Next auction date April 10, 2010. For more information please call (480) 945-0225.

 

2010 Auction

Charles M Russell was self-taught. More than that, he was self-made. Not in the by his bootstraps, rags to riches, captain of Industry way, but in the literal sense. Russell made himself. He adopted history, the history of the west, as his second father and mother. He plucked a persona from the stories of old timers who blazed the frontier and the paintings of Deas and Wimar that hung in his native St. Louis—gateway to the west, trailhead of dreams—paintings of mountain men and trappers and cowboys and he molded that persona as surely as he molded clay into horses and men, he wrangled that persona into the shape of a truly authentic artist with an original inimitable vision. It is often said that Russell’s images best preserve the spirit of the Old West. It might equally be said that it is Russell’s images that created our conception of the Old West.

We forget that. We give in to the temptation to take Charlie Russell at face value, which is to say, we take him and his art for granted. In his own lifetime, art critics admitted that the artist was the cowboy and the cowboy was the artist. Nothing is hidden… There are the horses, splendid animals; there are the riders, splendid men. The sky is subtle, the rocks and brush are perfect but unobtrusive, the colors are vivid and expertly balanced. We talk about these things, about technique and perhaps say something about the simple joy the work elicits from us and lament the simpler, better era the scene reveals. And we leave it at that. Then we, who never knew him, wish we had. And then we smile and call him “Charlie.”

Self-effacing “Charlie “made it look easy. But that doesn’t mean it was.

By 1906, the year he painted Smoking Them Out, Russell, already widely celebrated, had been to New York. He’d worked in the studio of the eminent illustrator John Marchand (who had invited him to come to New York) and had met many of the greatest artists of the day. He’d made tentative forays into bronzes and he’d begun to absorb and make use of the constructive criticism that came his way.

In Smoking Them Out, the cowboys and the herd are composed in a deliberate shallow v above and on either side of the deep shadowed v of the dry ravine. The shadow of the ravine and the shadow of the weathered bank of the trail form an opposing shallow v. that connects cowboys with cattle. One cowboy has fired his six shooter, a second is about to fire his, a third approached on the spur. Part of the herd is up and out of the ravine, a few cows scramble up. We don’t know how many more are down there.

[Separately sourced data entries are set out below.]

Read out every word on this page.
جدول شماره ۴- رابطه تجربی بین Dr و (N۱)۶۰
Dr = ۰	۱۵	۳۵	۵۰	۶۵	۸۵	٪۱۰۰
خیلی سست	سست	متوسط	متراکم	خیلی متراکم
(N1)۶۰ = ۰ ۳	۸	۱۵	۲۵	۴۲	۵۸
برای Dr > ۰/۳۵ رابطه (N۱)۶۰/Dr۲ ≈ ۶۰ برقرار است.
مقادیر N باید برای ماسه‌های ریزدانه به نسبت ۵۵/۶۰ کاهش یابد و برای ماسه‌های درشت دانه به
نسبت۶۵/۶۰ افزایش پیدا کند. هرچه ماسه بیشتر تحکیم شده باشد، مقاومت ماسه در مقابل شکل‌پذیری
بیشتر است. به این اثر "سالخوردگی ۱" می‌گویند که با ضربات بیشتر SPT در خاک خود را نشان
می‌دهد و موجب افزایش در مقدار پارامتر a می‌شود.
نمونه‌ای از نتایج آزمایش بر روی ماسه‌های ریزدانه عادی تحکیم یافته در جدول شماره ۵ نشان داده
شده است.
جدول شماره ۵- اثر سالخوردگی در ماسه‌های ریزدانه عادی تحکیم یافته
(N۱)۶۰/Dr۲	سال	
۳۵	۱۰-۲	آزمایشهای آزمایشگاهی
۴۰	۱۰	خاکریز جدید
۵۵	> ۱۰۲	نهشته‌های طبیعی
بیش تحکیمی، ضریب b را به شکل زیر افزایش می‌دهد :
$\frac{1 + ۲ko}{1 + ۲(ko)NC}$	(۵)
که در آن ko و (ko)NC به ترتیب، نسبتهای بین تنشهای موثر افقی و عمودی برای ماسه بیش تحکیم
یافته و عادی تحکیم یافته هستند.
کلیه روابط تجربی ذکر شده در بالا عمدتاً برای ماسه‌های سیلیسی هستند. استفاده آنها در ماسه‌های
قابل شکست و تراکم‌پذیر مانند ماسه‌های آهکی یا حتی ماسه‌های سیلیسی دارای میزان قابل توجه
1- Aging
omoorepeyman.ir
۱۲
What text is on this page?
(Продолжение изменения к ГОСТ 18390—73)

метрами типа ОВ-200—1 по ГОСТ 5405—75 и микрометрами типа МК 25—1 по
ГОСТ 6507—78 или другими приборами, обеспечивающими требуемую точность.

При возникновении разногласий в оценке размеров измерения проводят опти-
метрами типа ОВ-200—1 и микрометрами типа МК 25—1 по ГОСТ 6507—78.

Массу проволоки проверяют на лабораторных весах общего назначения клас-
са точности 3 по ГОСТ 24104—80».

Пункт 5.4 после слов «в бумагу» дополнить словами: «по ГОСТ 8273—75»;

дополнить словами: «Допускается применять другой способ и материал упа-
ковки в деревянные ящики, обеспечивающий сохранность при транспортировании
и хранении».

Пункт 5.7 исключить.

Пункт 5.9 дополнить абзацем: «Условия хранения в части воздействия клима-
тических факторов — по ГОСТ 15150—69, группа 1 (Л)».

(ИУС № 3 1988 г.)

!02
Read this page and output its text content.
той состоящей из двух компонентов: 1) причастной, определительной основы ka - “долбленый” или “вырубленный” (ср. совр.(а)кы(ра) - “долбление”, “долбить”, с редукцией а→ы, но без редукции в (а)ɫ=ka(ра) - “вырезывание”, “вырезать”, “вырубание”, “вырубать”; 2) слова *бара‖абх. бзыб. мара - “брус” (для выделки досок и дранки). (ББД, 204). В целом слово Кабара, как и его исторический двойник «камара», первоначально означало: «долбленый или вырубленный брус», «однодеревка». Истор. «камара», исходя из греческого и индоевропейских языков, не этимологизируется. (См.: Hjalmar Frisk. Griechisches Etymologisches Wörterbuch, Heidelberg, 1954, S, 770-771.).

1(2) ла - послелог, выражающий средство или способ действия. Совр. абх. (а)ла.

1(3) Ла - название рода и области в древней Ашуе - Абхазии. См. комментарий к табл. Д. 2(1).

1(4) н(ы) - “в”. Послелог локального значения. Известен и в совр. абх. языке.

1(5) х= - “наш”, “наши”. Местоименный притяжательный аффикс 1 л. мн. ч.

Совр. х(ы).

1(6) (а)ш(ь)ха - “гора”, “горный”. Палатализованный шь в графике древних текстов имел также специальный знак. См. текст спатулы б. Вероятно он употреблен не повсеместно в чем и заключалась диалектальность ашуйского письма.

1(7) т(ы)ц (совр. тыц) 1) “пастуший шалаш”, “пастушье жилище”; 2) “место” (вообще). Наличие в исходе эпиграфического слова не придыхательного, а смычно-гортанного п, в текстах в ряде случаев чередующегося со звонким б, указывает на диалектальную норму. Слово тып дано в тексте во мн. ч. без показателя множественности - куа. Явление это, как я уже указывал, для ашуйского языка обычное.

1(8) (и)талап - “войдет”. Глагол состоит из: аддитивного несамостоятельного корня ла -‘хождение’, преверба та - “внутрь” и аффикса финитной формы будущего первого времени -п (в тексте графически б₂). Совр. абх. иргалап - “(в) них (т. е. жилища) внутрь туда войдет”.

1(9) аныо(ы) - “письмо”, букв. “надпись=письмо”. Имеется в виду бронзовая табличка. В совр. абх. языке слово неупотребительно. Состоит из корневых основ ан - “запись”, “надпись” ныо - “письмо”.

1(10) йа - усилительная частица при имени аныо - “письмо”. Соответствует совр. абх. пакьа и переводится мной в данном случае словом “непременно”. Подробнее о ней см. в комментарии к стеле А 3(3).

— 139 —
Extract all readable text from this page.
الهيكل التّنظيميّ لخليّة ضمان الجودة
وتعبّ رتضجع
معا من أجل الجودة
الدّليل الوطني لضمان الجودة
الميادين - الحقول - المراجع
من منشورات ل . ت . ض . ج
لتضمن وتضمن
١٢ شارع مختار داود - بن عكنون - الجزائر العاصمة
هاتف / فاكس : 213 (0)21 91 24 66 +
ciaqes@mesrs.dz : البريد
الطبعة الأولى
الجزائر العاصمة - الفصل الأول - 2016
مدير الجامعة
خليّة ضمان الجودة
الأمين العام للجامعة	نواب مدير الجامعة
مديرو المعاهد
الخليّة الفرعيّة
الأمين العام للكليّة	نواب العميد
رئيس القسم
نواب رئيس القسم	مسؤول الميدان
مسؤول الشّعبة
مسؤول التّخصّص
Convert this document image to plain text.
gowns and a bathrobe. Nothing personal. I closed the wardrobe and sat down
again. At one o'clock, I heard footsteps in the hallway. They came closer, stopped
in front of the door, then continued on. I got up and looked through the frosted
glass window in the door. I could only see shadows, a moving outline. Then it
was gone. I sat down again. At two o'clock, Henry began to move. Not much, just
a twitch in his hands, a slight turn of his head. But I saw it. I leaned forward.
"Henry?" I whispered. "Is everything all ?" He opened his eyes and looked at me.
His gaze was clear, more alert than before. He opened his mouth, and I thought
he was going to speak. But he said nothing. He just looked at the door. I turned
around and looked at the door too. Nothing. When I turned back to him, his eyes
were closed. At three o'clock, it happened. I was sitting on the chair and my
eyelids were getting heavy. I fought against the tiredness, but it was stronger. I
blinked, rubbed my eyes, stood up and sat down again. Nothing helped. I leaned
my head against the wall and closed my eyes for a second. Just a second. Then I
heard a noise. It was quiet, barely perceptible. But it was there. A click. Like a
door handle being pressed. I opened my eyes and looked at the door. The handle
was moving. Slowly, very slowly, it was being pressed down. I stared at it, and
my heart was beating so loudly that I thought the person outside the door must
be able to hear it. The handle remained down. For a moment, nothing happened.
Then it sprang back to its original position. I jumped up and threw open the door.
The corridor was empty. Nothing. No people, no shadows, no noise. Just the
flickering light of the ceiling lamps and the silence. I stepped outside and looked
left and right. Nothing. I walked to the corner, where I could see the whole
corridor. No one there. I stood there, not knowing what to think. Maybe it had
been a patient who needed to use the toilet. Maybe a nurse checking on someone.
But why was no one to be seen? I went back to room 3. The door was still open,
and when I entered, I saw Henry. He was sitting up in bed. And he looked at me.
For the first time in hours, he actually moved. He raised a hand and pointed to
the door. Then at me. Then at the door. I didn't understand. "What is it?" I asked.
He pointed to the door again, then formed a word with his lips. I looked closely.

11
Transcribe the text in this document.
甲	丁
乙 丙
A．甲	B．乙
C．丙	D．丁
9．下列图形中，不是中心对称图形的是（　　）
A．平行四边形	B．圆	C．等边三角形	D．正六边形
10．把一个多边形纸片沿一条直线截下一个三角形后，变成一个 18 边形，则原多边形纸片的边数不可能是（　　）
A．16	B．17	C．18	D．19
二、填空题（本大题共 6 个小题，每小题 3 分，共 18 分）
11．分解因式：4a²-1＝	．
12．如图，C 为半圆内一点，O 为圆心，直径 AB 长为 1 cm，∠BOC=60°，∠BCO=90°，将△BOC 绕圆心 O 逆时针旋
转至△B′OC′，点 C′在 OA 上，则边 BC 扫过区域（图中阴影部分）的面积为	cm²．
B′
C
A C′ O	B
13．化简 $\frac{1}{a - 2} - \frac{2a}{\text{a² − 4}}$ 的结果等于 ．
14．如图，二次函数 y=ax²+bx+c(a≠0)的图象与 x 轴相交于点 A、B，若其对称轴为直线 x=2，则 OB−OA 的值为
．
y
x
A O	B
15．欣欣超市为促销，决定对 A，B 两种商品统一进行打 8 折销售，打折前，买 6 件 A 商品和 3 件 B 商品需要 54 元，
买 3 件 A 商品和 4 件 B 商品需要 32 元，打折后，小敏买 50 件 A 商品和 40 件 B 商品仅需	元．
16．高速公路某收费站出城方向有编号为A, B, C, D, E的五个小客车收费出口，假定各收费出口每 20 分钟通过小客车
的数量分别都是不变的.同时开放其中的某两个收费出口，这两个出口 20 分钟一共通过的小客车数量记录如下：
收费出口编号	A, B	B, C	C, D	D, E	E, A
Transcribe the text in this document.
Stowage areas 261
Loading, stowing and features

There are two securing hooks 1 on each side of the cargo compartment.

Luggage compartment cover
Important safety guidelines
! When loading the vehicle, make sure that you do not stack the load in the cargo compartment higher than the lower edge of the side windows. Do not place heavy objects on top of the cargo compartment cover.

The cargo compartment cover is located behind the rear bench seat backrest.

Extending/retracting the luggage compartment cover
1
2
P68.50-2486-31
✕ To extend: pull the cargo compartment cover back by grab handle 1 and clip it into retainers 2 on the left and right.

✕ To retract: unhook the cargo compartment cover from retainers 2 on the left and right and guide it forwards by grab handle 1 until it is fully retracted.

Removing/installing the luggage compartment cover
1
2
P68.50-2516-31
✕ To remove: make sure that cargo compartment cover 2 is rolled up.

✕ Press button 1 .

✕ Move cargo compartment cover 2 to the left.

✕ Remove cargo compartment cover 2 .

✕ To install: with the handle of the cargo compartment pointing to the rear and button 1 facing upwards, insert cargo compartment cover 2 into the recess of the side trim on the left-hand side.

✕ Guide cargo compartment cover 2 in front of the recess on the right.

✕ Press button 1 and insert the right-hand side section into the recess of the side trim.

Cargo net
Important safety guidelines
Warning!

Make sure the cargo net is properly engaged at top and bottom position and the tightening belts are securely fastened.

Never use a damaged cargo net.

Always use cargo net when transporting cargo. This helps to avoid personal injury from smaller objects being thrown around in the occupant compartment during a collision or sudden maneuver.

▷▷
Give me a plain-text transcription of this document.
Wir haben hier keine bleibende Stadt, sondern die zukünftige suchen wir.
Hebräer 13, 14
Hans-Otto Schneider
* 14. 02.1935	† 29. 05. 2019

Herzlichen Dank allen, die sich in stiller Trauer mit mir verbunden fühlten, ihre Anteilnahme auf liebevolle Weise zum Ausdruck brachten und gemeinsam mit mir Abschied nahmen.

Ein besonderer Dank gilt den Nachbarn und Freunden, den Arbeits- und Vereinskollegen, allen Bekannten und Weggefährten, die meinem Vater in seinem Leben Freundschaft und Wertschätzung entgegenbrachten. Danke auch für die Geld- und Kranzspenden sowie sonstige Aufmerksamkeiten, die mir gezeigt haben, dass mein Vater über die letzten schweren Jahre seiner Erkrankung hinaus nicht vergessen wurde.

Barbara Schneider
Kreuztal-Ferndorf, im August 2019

It’s dry. The all but cloudless pale blue sky is a sky without rain. The grasses and brush are pale green and yellow, without lushness. Smoking Them Out is much more than just an action scene. It depicts a moment of deadly seriousness as the cowboys race to keep the herd moving, save the herd from scattering, from drought, from death. Though they are physically far from one another, Russell orchestrates the composition, herds the paint—the colors, the shapes, the textures—so that cowboys and cattle are right next to one another in the picture plane. The lives of the cattle are one with the livelihoods of the cowboys. They ride the same trail. Russell has “smoked” this painting out of the shadow of its conception in his own mind, his own cowboy past, and the past he created and has bequeathed to us.

“Charlie” makes Charles M’s painstaking labors look easy. But that doesn’t mean it is.